The question for the decision-maker, when determining an applicant’s eligibility, would be this: is the applicant to be regarded, as a matter of ordinary language, as having been discharged on the ground of his or incapacity to perform duties?

11.     Mr Oxley was diagnosed with psychiatric problems some time after his discharge. He might not have been a well man at the time he left the RAAF. He was certainly experiencing behavioural problems and was receiving counselling at the direction of his superiors. It is possible that more diligent inquiries by his supervisors and the doctors who examined him at various times prior to his discharge would have identified psychiatric problems that would have affected the way in which his career was handled. Rightly or wrongly, that did not occur. Mr Oxley’s supervisors did not in fact form the view that Mr Oxley was not fit for service. He asked for a discharge, and he was given one. He cannot satisfy the words of s 69.

conclusion

12.     The applicant is not eligible to receive a disability pension under the VEA. The decision under review must be affirmed.

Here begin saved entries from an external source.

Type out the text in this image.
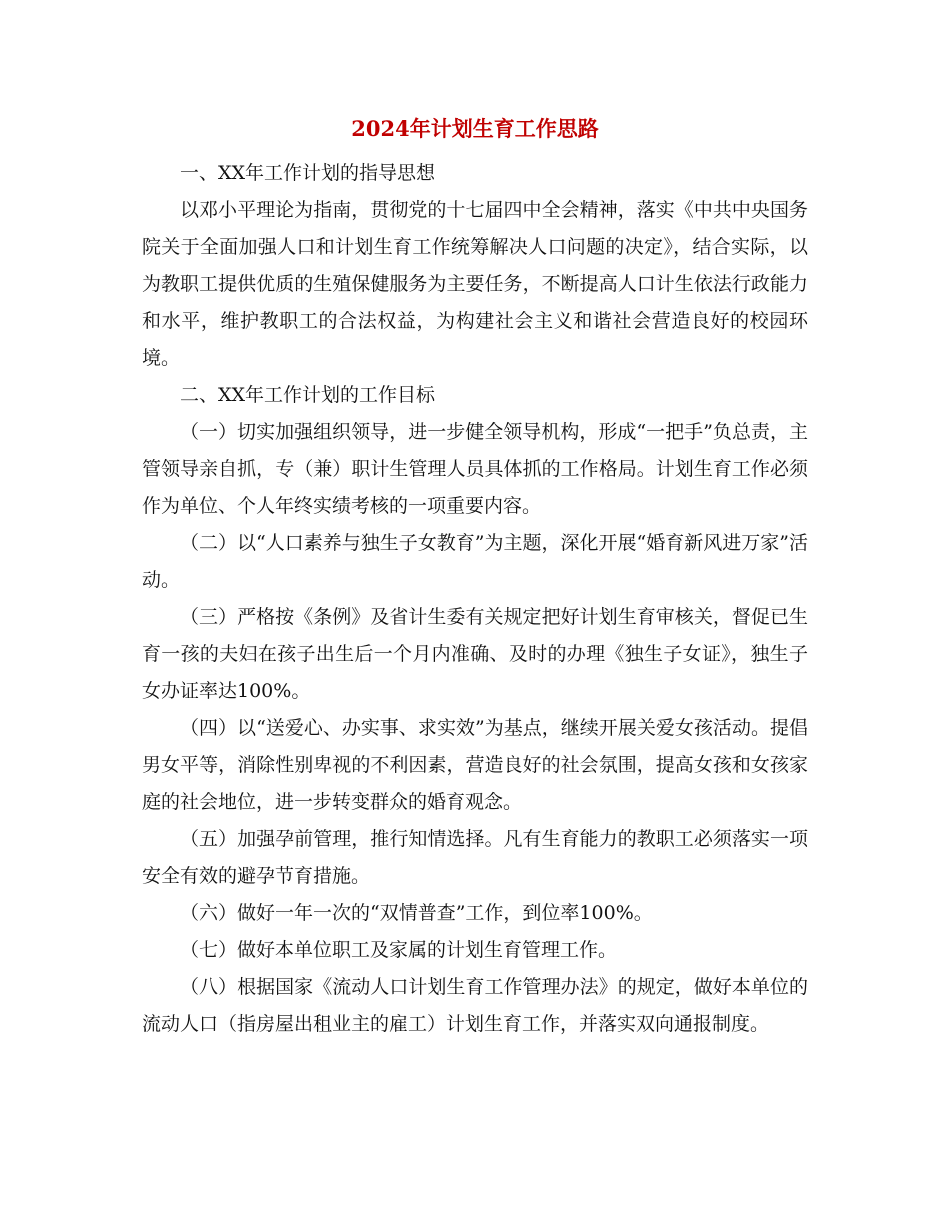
2024年计划生育工作思路

一、XX年工作计划的指导思想

以邓小平理论为指南，贯彻党的十七届四中全会精神，落实《中共中央国务院关于全面加强人口和计划生育工作统筹解决人口问题的决定》，结合实际，以为教职工提供优质的生殖保健服务为主要任务，不断提高人口计生依法行政能力和水平，维护教职工的合法权益，为构建社会主义和谐社会营造良好的校园环境。

二、XX年工作计划的工作目标

（一）切实加强组织领导，进一步健全领导机构，形成“一把手”负总责，主管领导亲自抓，专（兼）职计生管理人员具体抓的工作格局。计划生育工作必须作为单位、个人年终实绩考核的一项重要内容。

（二）以“人口素养与独生子女教育”为主题，深化开展“婚育新风进万家”活动。

（三）严格按《条例》及省计生委有关规定把好计划生育审核关，督促已生育一孩的夫妇在孩子出生后一个月内准确、及时的办理《独生子女证》，独生子女办证率达100%。

（四）以“送爱心、办实事、求实效”为基点，继续开展关爱女孩活动。提倡男女平等，消除性别卑视的不利因素，营造良好的社会氛围，提高女孩和女孩家庭的社会地位，进一步转变群众的婚育观念。

（五）加强孕前管理，推行知情选择。凡有生育能力的教职工必须落实一项安全有效的避孕节育措施。

（六）做好一年一次的“双情普查”工作，到位率100%。

（七）做好本单位职工及家属的计划生育管理工作。

（八）根据国家《流动人口计划生育工作管理办法》的规定，做好本单位的流动人口（指房屋出租业主的雇工）计划生育工作，并落实双向通报制度。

I certify that the 12 preceding paragraphs are a true copy of the reasons for the decision herein of Senior Member B J McCabe

Signed:         Adam Ryan
  Associate      Adam Ryan

Date of Hearing  3 August 2005 & 15 March 2006         
Date of Decision  12 April 2006
The applicant was represented by Ms Rankin, a lay advocate.
The respondent was represented by Mr Smith, a department advocate.